= Dorothy Dixer =

Australian political term

In Australian politics, a Dorothy Dixer is a rehearsed or planted question asked of a government Minister by a backbencher of their own political party during Parliamentary Question Time.

The term can be used in a mildly derogatory sense, but in common usage today is simply pre-arranged questions from a friendly audience member. Often, the question has been written by the Minister or their staff rather than by the questioner, and is used to give the Minister a chance to promote themselves or the work of the Government, or to criticise the opposition party's policies, to raise the profile of the backbench Member asking the question, or to consume the time available for questioning and thereby avoid tougher questions. It is a common and widely accepted tactic during Question Time in the House of Representatives and the Senate.

While it is rare, it would be possible for a backbencher on the Government side of the house to ask a member of the Government a question without it being regarded as a Dorothy Dixer. Such a question would be one that the Minister had not planted and was not aware of in advance.

It is common for "Dorothy Dixers" to end in the question: "Is the Minister aware of any alternative policies?" This enables the responding Minister to launch into extended criticism of the Opposition and their policy on the question's subject matter, which may include a pre-planned speech intended as a character assassination of an opposition member, while still remaining technically relevant to the question as asked as Standing orders require. These questions or the answers to them are often based upon, refer to, or build upon, party line propaganda written earlier in the day by ideologically friendly members of the news media.

== History ==

The term references American advice columnist Dorothy Dix's reputed practice of making up her own questions to allow her to publish more interesting answers. "Dorothy Dixer" has been used in Australian politics since the 1950s, and has become increasingly common in everyday usage, although the term is now frequently shortened to "Dixer". However, the term is virtually unknown in other countries where Dix's column was equally popular.
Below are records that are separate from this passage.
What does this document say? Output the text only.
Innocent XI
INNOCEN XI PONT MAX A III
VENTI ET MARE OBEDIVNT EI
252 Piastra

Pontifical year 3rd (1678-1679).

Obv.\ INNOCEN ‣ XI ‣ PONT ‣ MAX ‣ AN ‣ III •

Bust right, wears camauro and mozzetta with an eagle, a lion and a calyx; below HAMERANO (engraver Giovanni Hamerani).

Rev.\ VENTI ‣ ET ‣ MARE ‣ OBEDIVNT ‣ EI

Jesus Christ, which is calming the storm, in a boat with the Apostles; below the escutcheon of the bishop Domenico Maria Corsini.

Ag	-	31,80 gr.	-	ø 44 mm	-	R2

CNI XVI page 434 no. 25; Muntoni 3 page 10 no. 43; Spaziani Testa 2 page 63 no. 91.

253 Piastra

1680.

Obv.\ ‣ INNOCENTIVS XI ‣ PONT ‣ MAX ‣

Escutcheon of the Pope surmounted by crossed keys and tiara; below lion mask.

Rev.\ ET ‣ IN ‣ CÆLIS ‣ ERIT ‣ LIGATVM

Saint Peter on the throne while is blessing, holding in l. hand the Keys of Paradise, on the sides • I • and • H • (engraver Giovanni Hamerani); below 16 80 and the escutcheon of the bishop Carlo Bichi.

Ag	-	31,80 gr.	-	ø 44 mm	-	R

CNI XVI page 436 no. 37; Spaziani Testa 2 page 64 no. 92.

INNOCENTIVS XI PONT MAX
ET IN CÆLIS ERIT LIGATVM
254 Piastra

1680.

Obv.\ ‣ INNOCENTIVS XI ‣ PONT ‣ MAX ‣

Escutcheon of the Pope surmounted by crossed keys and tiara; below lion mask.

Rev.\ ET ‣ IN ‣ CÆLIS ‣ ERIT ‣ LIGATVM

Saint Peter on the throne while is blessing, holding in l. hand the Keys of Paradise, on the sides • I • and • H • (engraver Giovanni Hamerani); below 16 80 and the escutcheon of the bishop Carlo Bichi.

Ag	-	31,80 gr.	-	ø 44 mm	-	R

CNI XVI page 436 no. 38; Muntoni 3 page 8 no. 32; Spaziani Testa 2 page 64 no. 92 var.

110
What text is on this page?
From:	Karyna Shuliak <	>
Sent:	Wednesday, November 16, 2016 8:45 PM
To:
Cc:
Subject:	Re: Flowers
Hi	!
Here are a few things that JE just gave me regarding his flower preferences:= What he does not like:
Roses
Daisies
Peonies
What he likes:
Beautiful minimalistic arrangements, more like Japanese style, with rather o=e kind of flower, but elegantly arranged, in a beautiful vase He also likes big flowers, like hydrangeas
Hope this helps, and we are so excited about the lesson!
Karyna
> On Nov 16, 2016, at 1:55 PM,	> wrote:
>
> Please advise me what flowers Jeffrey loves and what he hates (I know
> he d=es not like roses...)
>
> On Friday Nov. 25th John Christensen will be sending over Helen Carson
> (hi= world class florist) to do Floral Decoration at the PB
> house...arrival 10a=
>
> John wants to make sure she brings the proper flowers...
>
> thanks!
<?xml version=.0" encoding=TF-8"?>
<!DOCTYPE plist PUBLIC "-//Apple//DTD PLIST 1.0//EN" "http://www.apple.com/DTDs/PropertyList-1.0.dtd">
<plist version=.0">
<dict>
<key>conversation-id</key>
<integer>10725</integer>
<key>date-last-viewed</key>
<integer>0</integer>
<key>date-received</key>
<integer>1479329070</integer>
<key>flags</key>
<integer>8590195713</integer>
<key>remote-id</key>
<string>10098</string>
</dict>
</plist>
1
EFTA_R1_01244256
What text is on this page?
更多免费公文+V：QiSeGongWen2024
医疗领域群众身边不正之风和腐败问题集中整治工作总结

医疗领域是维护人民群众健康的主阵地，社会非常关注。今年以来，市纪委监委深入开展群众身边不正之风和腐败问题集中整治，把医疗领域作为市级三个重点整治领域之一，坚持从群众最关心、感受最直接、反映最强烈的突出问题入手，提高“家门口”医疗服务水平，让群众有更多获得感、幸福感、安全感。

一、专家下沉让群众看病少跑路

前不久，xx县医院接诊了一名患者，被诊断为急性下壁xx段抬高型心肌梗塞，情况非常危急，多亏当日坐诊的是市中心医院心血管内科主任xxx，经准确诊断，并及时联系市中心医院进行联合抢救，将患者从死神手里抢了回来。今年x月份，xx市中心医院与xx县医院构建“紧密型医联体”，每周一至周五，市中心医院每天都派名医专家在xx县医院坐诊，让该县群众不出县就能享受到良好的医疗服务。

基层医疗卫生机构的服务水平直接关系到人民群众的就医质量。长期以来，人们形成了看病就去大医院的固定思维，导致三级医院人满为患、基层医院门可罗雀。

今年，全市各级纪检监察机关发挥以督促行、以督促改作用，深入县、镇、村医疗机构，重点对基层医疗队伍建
In 2015, the Parliament of Victoria abolished Dorothy Dixers, replacing them instead with ministers' statements, where ministers are granted up to two minutes during question time to advise parliament on new government initiatives, projects and achievements.

==Usage==
In his book An Introduction to Australian Politics, Dean Jaensch observes:

A growing number of questions are of the 'Dorothy-Dix' type (from the government backbench) and attempts to win political points (from both sides of the house).

Similarly, Don Aitkin and Brian Jinks observe in their book Australian Political Institutions:

It is common practice for a minister to have a government backbencher ask a pre-arranged question which can be answered in such a way as to praise the government or exploit a weakness in the Opposition. Such 'Dorothy Dix' questions (after the syndicated 'advice' column which once appeared in popular magazines), are in effect occasions for ministers' speeches, rather than for parliamentary criticism of the executive.
The term is also used (as a "Dorothy Dix" or just a "Dorothy") as rhyming slang in cricket for a six.